Three organisations made plans for televised debates between the various
Presidential candidates: the ECZ through its “Media Access for Parties”
programme, PANOS with the Zambian Institute for Mass Communications (ZAMCOM),
and a group of three NGOs - Lusaka Press Club, Kepros Media Institute and
the Institute for South African Studies. Funding was provided for different
styles and timings of debates, and careful planning and scheduling agreed.
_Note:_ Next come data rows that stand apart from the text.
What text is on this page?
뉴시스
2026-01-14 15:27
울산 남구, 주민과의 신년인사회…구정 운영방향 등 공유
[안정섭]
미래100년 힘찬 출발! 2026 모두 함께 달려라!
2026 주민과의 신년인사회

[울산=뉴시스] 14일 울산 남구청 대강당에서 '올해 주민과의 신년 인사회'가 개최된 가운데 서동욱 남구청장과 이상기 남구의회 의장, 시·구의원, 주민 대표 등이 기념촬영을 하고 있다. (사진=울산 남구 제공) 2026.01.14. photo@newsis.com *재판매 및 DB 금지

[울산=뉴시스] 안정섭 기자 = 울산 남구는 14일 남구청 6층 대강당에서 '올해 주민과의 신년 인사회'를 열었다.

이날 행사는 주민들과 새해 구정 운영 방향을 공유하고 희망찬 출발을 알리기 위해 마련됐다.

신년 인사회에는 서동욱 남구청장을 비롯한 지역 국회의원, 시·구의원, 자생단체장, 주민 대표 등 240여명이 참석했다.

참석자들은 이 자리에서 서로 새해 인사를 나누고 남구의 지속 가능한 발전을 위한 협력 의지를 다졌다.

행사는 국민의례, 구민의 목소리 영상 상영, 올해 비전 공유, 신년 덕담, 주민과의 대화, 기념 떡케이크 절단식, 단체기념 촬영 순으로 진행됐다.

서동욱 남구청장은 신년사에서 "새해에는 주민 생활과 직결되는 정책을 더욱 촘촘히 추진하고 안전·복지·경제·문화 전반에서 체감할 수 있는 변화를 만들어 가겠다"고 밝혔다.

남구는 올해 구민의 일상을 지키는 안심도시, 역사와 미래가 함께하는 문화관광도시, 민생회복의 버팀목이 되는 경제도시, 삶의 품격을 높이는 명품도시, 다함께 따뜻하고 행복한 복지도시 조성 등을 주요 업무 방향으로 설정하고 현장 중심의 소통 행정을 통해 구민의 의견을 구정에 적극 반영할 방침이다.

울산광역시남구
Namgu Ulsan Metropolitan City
Then on 22 November, Judge Bwalya, Chairperson of the ECZ, announced that
the Government would not allow any debates between candidates because of
the danger of abusive language. All the ECZ’ debates were cancelled. The
Government forbade live debates on ZNBC and informed Trinity Broadcasting
Network (TBN), an independent and mainly religious television channel,
which had broadcast one of the NGOs’ six debates, that its government licence
was limited to religious broadcasting. The three NGOs obtained a High Court
Injunction instructing TBN to fulfil its contract and the remaining five
debates were broadcast. This left the PANOS/ZAMCOM broadcasts; one pre-recorded
debate between the six candidates who accepted the invitation to participate
was transmitted and plans were made, and contracts exchanged, for a live
broadcast on the eve of poll. All the preparations were in place when ZNBC
cancelled the programme on the day of intended transmission and replaced
it with an interview with the Republican President. PANOS and ZAMCOM
obtained a High Court injunction ordering ZNBC to fulfil its contract,
but this was ignored.
12
We have set out evidence of many serious shortcomings of this election
before, during and after polling day. We are clear that the electoral process,
particularly in many areas on polling day, was badly planned and poorly
managed at the national level. The delays and the slowness of the process
were avoidable and inexcusable.
The question for the EU EOM, therefore, is whether the failures in the electoral process had an effect on the level of voting and, consequentially, affected the result. Overall there was a massive determination to stay however long it took, but there is also some evidence from observers to suggest that a number of people were unable to vote as a consequence of the situation. Workers who had to leave the queue to go to their employment; elderly voters who found it difficult to stand for hours without food or shelter; mothers with young children, and those simply shut out at 05.00 the next morning, such as at Mtendere and at Chongwe, when weary polling officials closed the doors. How common such instances were is difficult to assess, but they were certainly important to those individuals who wanted to take part in these elections and who wished to add their support to their chosen candidates.
We continue actively to observe the national tabulation process in detail. We continue to add polling station voting figures to our database for comparison and we intend to make a further statement in due course.